Simple and efficient iterative solution.

Explanation with sample input "123"

Initial state:

• result = {""}

Stage 1 for number "1":

• result has {""}
• candiate is "abc"
• generate three strings "" + "a", ""+"b", ""+"c" and put into tmp,
tmp = {"a", "b","c"}
• swap result and tmp (swap does not take memory copy)
• Now result has {"a", "b", "c"}

Stage 2 for number "2":

• result has {"a", "b", "c"}
• candidate is "def"
• generate nine strings and put into tmp,
"a" + "d", "a"+"e", "a"+"f",
"b" + "d", "b"+"e", "b"+"f",
"c" + "d", "c"+"e", "c"+"f"
• so tmp has {"ad", "ae", "af", "bd", "be", "bf", "cd", "ce", "cf" }
• swap result and tmp
• Now result has {"ad", "ae", "af", "bd", "be", "bf", "cd", "ce", "cf" }

Stage 3 for number "3":

• result has {"ad", "ae", "af", "bd", "be", "bf", "cd", "ce", "cf" }
• candidate is "ghi"
• generate 27 strings and put into tmp,
• add "g" for each of "ad", "ae", "af", "bd", "be", "bf", "cd", "ce", "cf"
• add "h" for each of "ad", "ae", "af", "bd", "be", "bf", "cd", "ce", "cf"
• add "h" for each of "ad", "ae", "af", "bd", "be", "bf", "cd", "ce", "cf"
• so, tmp has
{"adg", "aeg", "afg", "bdg", "beg", "bfg", "cdg", "ceg", "cfg"
"adh", "aeh", "afh", "bdh", "beh", "bfh", "cdh", "ceh", "cfh"
"adi", "aei", "afi", "bdi", "bei", "bfi", "cdi", "cei", "cfi" }
• swap result and tmp
• Now result has
{"adg", "aeg", "afg", "bdg", "beg", "bfg", "cdg", "ceg", "cfg"
"adh", "aeh", "afh", "bdh", "beh", "bfh", "cdh", "ceh", "cfh"
"adi", "aei", "afi", "bdi", "bei", "bfi", "cdi", "cei", "cfi" }

Finally, return result.

• It is very smart to use the swap() method.
Concise and high performance.

• AHaaaaaaaaaaaaaaa,swap() is so great!

• Really smart.I thought out almost the same method but I used std::move() instead.

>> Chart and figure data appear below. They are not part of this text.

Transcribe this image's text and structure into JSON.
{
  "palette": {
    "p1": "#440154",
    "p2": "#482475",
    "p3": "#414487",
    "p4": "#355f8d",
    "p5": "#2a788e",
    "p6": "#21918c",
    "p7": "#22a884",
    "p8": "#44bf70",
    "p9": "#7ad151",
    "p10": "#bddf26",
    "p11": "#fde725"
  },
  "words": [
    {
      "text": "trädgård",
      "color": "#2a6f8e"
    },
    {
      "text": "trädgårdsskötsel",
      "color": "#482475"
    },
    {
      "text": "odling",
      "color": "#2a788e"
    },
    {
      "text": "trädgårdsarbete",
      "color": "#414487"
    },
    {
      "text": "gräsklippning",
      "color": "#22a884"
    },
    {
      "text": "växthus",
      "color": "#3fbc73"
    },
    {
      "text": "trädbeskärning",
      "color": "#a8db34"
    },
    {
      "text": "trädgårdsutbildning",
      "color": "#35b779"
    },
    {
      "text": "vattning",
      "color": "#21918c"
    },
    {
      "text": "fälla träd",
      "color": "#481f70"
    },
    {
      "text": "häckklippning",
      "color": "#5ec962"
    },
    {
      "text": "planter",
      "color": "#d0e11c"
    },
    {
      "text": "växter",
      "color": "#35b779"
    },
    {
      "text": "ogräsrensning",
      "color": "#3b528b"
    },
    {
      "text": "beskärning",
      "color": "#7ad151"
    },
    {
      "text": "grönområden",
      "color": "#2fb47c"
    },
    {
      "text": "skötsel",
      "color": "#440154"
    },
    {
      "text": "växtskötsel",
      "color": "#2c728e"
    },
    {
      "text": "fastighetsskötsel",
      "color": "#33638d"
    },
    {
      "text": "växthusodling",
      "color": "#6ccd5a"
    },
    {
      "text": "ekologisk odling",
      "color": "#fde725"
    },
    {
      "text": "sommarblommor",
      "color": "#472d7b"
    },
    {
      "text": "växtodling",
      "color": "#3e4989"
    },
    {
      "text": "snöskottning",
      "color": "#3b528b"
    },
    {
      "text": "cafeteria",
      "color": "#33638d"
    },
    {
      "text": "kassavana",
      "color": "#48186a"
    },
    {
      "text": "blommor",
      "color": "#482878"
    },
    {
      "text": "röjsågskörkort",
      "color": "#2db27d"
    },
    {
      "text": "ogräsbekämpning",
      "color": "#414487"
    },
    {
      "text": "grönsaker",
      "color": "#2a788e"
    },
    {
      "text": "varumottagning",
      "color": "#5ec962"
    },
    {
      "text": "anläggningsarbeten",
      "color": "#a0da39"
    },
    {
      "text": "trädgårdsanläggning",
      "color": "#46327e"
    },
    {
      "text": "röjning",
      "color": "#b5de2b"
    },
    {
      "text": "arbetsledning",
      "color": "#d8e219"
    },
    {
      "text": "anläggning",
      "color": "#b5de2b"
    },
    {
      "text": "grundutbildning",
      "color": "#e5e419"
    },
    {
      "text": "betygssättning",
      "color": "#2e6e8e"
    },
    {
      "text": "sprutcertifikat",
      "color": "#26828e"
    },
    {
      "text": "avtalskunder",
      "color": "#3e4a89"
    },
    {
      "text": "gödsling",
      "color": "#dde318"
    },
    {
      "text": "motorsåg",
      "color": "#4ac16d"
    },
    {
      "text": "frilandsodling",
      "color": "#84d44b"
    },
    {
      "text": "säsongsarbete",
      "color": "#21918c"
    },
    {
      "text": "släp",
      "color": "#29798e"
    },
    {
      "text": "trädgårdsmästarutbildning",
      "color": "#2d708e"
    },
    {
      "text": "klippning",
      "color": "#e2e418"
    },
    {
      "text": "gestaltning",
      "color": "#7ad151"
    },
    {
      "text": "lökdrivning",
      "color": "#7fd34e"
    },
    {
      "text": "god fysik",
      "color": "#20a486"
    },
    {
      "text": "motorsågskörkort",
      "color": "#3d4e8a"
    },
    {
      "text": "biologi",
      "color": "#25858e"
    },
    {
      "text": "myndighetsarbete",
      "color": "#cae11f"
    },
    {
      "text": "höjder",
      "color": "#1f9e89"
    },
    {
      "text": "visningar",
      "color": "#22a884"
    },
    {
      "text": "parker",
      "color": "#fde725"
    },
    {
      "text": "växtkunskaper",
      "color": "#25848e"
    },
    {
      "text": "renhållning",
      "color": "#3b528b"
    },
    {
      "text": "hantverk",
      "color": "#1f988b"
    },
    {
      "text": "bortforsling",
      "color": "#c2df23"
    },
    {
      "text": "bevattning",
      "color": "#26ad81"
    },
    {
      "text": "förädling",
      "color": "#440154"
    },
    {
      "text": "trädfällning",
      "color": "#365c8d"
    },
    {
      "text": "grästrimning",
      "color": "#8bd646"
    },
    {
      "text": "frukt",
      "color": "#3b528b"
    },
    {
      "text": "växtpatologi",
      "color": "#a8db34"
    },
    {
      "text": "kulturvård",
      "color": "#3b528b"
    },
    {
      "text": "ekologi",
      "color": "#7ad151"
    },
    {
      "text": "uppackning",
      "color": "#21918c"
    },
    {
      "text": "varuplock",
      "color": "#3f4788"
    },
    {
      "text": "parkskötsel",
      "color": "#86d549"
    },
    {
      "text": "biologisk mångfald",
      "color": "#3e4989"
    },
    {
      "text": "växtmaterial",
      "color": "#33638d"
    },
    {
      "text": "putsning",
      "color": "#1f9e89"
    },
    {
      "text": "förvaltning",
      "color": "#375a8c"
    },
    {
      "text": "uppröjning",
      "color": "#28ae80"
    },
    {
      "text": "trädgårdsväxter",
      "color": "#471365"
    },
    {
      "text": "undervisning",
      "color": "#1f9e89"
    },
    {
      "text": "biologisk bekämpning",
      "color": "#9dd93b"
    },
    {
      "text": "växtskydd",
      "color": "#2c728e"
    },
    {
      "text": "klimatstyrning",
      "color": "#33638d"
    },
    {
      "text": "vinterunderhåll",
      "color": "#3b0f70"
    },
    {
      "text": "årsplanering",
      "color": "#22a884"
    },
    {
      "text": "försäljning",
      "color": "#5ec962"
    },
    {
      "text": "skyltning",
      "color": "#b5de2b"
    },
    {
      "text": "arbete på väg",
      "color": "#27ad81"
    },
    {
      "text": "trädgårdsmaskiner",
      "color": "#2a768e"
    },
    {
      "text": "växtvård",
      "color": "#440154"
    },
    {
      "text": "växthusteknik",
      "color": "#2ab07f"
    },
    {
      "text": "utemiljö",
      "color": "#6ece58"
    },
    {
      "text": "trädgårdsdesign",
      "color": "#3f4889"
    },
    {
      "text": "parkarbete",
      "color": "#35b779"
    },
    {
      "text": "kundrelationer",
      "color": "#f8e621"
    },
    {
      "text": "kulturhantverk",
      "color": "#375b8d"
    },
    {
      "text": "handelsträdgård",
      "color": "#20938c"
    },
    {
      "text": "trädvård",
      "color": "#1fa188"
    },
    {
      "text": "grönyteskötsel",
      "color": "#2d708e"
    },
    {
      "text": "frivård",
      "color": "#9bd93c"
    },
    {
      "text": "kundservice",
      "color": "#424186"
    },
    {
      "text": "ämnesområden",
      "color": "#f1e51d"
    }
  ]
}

• Like this one. `swap` is neat here.

• Sample input is supposed to be "234"?

• like Permutations by BFS , every iteration create a new buffer which substitute the last one .

• I learned a lot from this, great solution, thanks for sharing!

• Amazing swap() technique.

• What is the time complexity of that solution?

• Explanation with sample input "123" is supposed to be "234"?

• I'm confused about the swap() part. Why do we need the swap? What if we just use result = tmp; there? I did this and it said accepted.
I think every iteration we have a new tmp, I don't know why the swap is necessary.